When we talk about composting toilets, we’re not talking about latrines, outhouses, or trench pits. In fact, some of the newest composting toilets look so much like traditional fixtures, guests in your home may not even realize that it isn’t a regular toilet. Modern, high-tech composting toilets often feature a water flushing toilet fixture in the bathroom, connected by standard PVC plumbing pipe to a central composting unit located in the basement of your home. The primary benefit: you, your family, and guests in your home can use a regular flushing toilet and the compost is then transported to a central unit in the basement where it is processed.

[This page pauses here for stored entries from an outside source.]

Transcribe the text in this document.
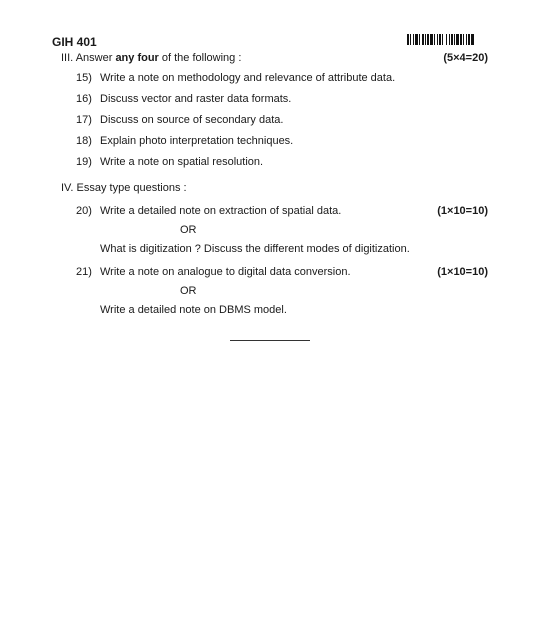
GIH 401
III. Answer any four of the following :	(5×4=20)
15) Write a note on methodology and relevance of attribute data.
16) Discuss vector and raster data formats.
17) Discuss on source of secondary data.
18) Explain photo interpretation techniques.
19) Write a note on spatial resolution.
IV. Essay type questions :
20) Write a detailed note on extraction of spatial data.	(1×10=10)
OR
What is digitization ? Discuss the different modes of digitization.
21) Write a note on analogue to digital data conversion.	(1×10=10)
OR
Write a detailed note on DBMS model.
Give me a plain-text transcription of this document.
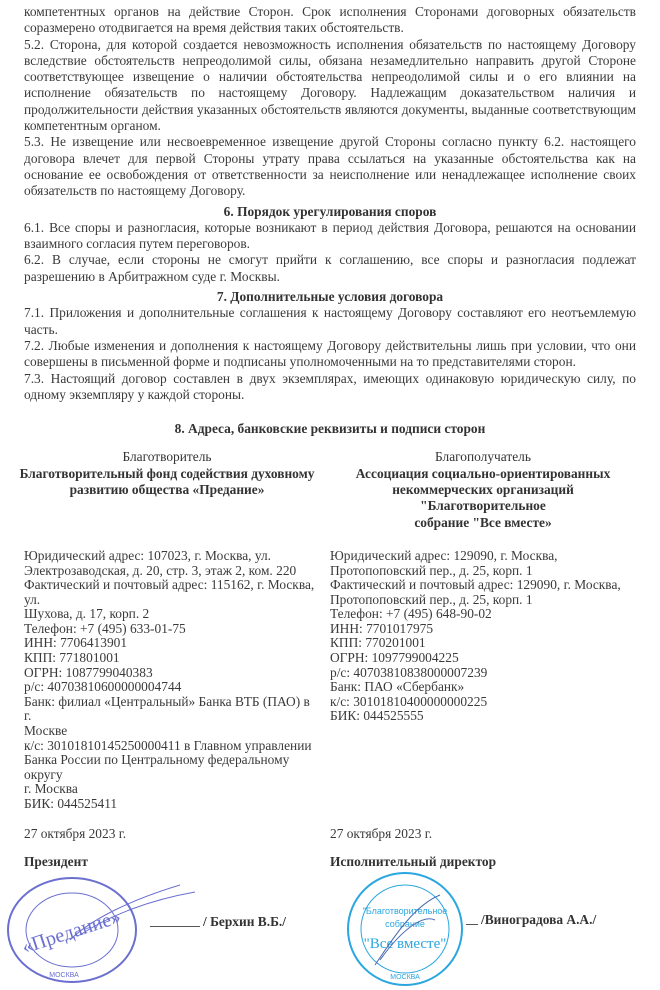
компетентных органов на действие Сторон. Срок исполнения Сторонами договорных обязательств соразмерено отодвигается на время действия таких обстоятельств.

5.2. Сторона, для которой создается невозможность исполнения обязательств по настоящему Договору вследствие обстоятельств непреодолимой силы, обязана незамедлительно направить другой Стороне соответствующее извещение о наличии обстоятельства непреодолимой силы и о его влиянии на исполнение обязательств по настоящему Договору. Надлежащим доказательством наличия и продолжительности действия указанных обстоятельств являются документы, выданные соответствующим компетентным органом.

5.3. Не извещение или несвоевременное извещение другой Стороны согласно пункту 6.2. настоящего договора влечет для первой Стороны утрату права ссылаться на указанные обстоятельства как на основание ее освобождения от ответственности за неисполнение или ненадлежащее исполнение своих обязательств по настоящему Договору.

6. Порядок урегулирования споров

6.1. Все споры и разногласия, которые возникают в период действия Договора, решаются на основании взаимного согласия путем переговоров.

6.2. В случае, если стороны не смогут прийти к соглашению, все споры и разногласия подлежат разрешению в Арбитражном суде г. Москвы.

7. Дополнительные условия договора

7.1. Приложения и дополнительные соглашения к настоящему Договору составляют его неотъемлемую часть.

7.2. Любые изменения и дополнения к настоящему Договору действительны лишь при условии, что они совершены в письменной форме и подписаны уполномоченными на то представителями сторон.

7.3. Настоящий договор составлен в двух экземплярах, имеющих одинаковую юридическую силу, по одному экземпляру у каждой стороны.

8. Адреса, банковские реквизиты и подписи сторон
Благотворитель
Благотворительный фонд содействия духовному
развитию общества «Предание»
Благополучатель
Ассоциация социально-ориентированных
некоммерческих организаций "Благотворительное
собрание "Все вместе»
Юридический адрес: 107023, г. Москва, ул.
Электрозаводская, д. 20, стр. 3, этаж 2, ком. 220
Фактический и почтовый адрес: 115162, г. Москва, ул.
Шухова, д. 17, корп. 2
Телефон: +7 (495) 633-01-75
ИНН: 7706413901
КПП: 771801001
ОГРН: 1087799040383
р/с: 40703810600000004744
Банк: филиал «Центральный» Банка ВТБ (ПАО) в г.
Москве
к/с: 30101810145250000411 в Главном управлении
Банка России по Центральному федеральному округу
г. Москва
БИК: 044525411
Юридический адрес: 129090, г. Москва,
Протопоповский пер., д. 25, корп. 1
Фактический и почтовый адрес: 129090, г. Москва,
Протопоповский пер., д. 25, корп. 1
Телефон: +7 (495) 648-90-02
ИНН: 7701017975
КПП: 770201001
ОГРН: 1097799004225
р/с: 40703810838000007239
Банк: ПАО «Сбербанк»
к/с: 30101810400000000225
БИК: 044525555
27 октября 2023 г.	27 октября 2023 г.
Президент	Исполнительный директор
«Предание»
МОСКВА
/ Берхин В.Б./
"Благотворительное
собрание
"Все вместе"
МОСКВА
/Виноградова А.А./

The most important facet of today’s composting toilet systems is that they are guaranteed odorless. Regardless of whether you’re using a central composting system, as described above, or a self-contained unit, where the composting drum is contained within the toilet itself, all modern composting toilets are outfitted with a fan and venting system that prevents any possible odor from entering the bathroom. People who have made the switch to composting toilets often times say that they smell even less than their old traditional toilets. Think of it like having an additional fan in your bathroom, only this fan is actually inside the toilet itself.

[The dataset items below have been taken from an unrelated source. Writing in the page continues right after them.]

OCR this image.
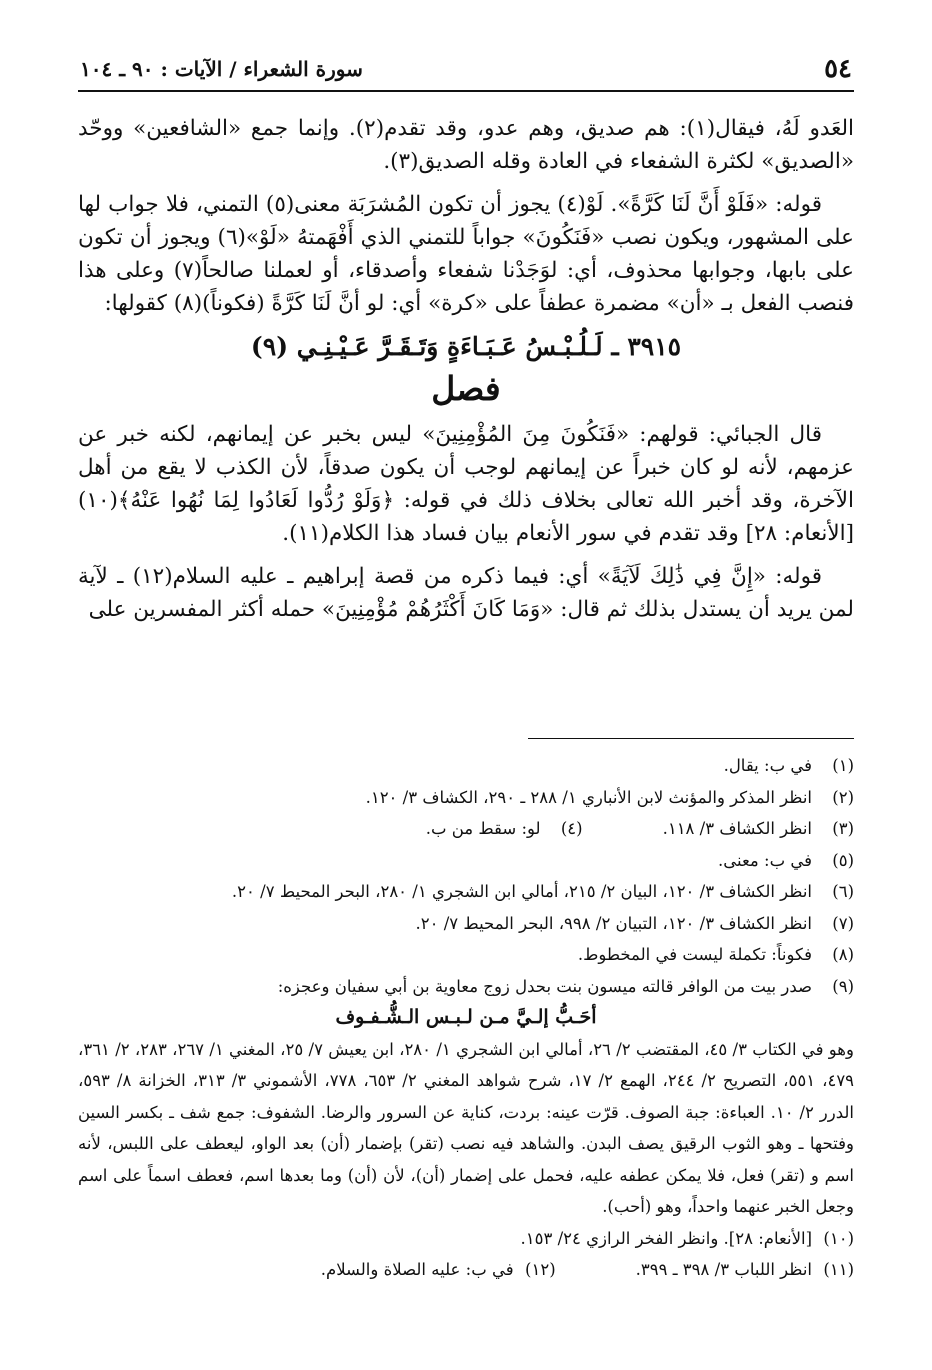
٥٤
سورة الشعراء / الآيات : ٩٠ ـ ١٠٤

العَدو لَهُ، فيقال(١): هم صديق، وهم عدو، وقد تقدم(٢). وإنما جمع «الشافعين» ووحّد «الصديق» لكثرة الشفعاء في العادة وقله الصديق(٣).

قوله: «فَلَوْ أَنَّ لَنَا كَرَّةً». لَوْ(٤) يجوز أن تكون المُشرَبَة معنى(٥) التمني، فلا جواب لها على المشهور، ويكون نصب «فَنَكُونَ» جواباً للتمني الذي أَفْهَمتهُ «لَوْ»(٦) ويجوز أن تكون على بابها، وجوابها محذوف، أي: لوَجَدْنا شفعاء وأصدقاء، أو لعملنا صالحاً(٧) وعلى هذا فنصب الفعل بـ «أن» مضمرة عطفاً على «كرة» أي: لو أنَّ لَنَا كَرَّةً (فكوناً)(٨) كقولها:

٣٩١٥ ـ لَـلُـبْـسُ عَـبَـاءَةٍ وَتَـقَـرَّ عَـيْـنِـي (٩)
فصل

قال الجبائي: قولهم: «فَنَكُونَ مِنَ المُؤْمِنِينَ» ليس بخبر عن إيمانهم، لكنه خبر عن عزمهم، لأنه لو كان خبراً عن إيمانهم لوجب أن يكون صدقاً، لأن الكذب لا يقع من أهل الآخرة، وقد أخبر الله تعالى بخلاف ذلك في قوله: ﴿وَلَوْ رُدُّوا لَعَادُوا لِمَا نُهُوا عَنْهُ﴾(١٠) [الأنعام: ٢٨] وقد تقدم في سور الأنعام بيان فساد هذا الكلام(١١).

قوله: «إِنَّ فِي ذَٰلِكَ لَآيَةً» أي: فيما ذكره من قصة إبراهيم ـ عليه السلام(١٢) ـ لآية لمن يريد أن يستدل بذلك ثم قال: «وَمَا كَانَ أَكْثَرُهُمْ مُؤْمِنِينَ» حمله أكثر المفسرين على

(١)
في ب: يقال.
(٢)
انظر المذكر والمؤنث لابن الأنباري ١/ ٢٨٨ ـ ٢٩٠، الكشاف ٣/ ١٢٠.
(٣)
انظر الكشاف ٣/ ١١٨.
(٤)
لو: سقط من ب.
(٥)
في ب: معنى.
(٦)
انظر الكشاف ٣/ ١٢٠، البيان ٢/ ٢١٥، أمالي ابن الشجري ١/ ٢٨٠، البحر المحيط ٧/ ٢٠.
(٧)
انظر الكشاف ٣/ ١٢٠، التبيان ٢/ ٩٩٨، البحر المحيط ٧/ ٢٠.
(٨)
فكوناً: تكملة ليست في المخطوط.
(٩)
صدر بيت من الوافر قالته ميسون بنت بحدل زوج معاوية بن أبي سفيان وعجزه:
أحَـبُّ إلـيَّ مـن لـبـس الـشُّـفـوف
وهو في الكتاب ٣/ ٤٥، المقتضب ٢/ ٢٦، أمالي ابن الشجري ١/ ٢٨٠، ابن يعيش ٧/ ٢٥، المغني ١/ ٢٦٧، ٢٨٣، ٢/ ٣٦١، ٤٧٩، ٥٥١، التصريح ٢/ ٢٤٤، الهمع ٢/ ١٧، شرح شواهد المغني ٢/ ٦٥٣، ٧٧٨، الأشموني ٣/ ٣١٣، الخزانة ٨/ ٥٩٣، الدرر ٢/ ١٠. العباءة: جبة الصوف. قرّت عينه: بردت، كناية عن السرور والرضا. الشفوف: جمع شف ـ بكسر السين وفتحها ـ وهو الثوب الرقيق يصف البدن. والشاهد فيه نصب (تقر) بإضمار (أن) بعد الواو، ليعطف على اللبس، لأنه اسم و (تقر) فعل، فلا يمكن عطفه عليه، فحمل على إضمار (أن)، لأن (أن) وما بعدها اسم، فعطف اسماً على اسم وجعل الخبر عنهما واحداً، وهو (أحب).
(١٠)
[الأنعام: ٢٨]. وانظر الفخر الرازي ٢٤/ ١٥٣.
(١١)
انظر اللباب ٣/ ٣٩٨ ـ ٣٩٩.
(١٢)
في ب: عليه الصلاة والسلام.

While it may be difficult to imagine your mom or grandmother trading in their standard porcelain fixture for a compost toilet, stop and think about the potential cost savings. Many of today’s composting toilet systems require no water, which is one of the biggest expenses in maintaining a traditional toilet system. Americans flush thousands of gallons of fresh drinking water down their toilets every day, just to transport waste from one location to another. And the really ludicrous part of all this is that once the wastewater reaches its final destination, a huge amount of energy and chemicals will then be used to separate out and dispose of the waste and treat the water to make it drinkable again. As more and more U.S. cities face water shortages and price increases in their water bills, composting toilets may suddenly sound like a more attractive option.

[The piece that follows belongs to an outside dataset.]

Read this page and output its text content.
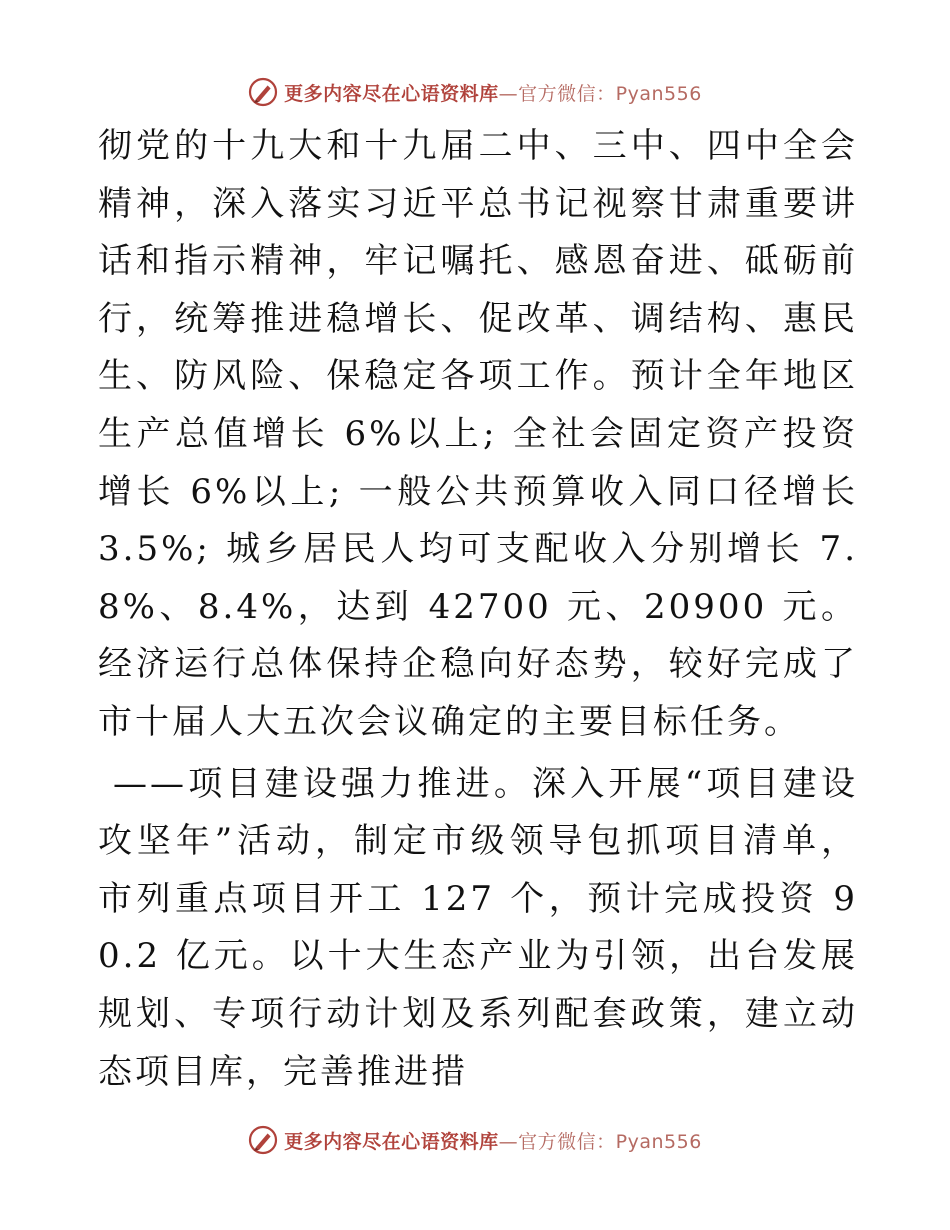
更多内容尽在心语资料库—官方微信：Pyan556

彻党的十九大和十九届二中、三中、四中全会精神，深入落实习近平总书记视察甘肃重要讲话和指示精神，牢记嘱托、感恩奋进、砥砺前行，统筹推进稳增长、促改革、调结构、惠民生、防风险、保稳定各项工作。预计全年地区生产总值增长 6%以上; 全社会固定资产投资增长 6%以上; 一般公共预算收入同口径增长 3.5%; 城乡居民人均可支配收入分别增长 7.8%、8.4%，达到 42700 元、20900 元。经济运行总体保持企稳向好态势，较好完成了市十届人大五次会议确定的主要目标任务。

——项目建设强力推进。深入开展“项目建设攻坚年”活动，制定市级领导包抓项目清单，市列重点项目开工 127 个，预计完成投资 90.2 亿元。以十大生态产业为引领，出台发展规划、专项行动计划及系列配套政策，建立动态项目库，完善推进措

更多内容尽在心语资料库—官方微信：Pyan556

After the initial shock factor of waste management taking place in your home rather than somewhere else, most people begin to realize how much sense these systems make. The cost of a new composting toilet, while expensive, is still only a fraction of the cost of a new septic system. In addition to the up-front cost savings, there are residual savings as well, when you factor in reduced water bills and septic or sewer costs. While it’s true that composting toilets still make a lot of sense in rural and remote areas, cabins, outposts, and parks, it’s also true that modern composting toilet systems are poised to make their way into urban areas, too. The modern composting toilet is ready for mainstream residential homes, just as soon as the public is ready to welcome them in.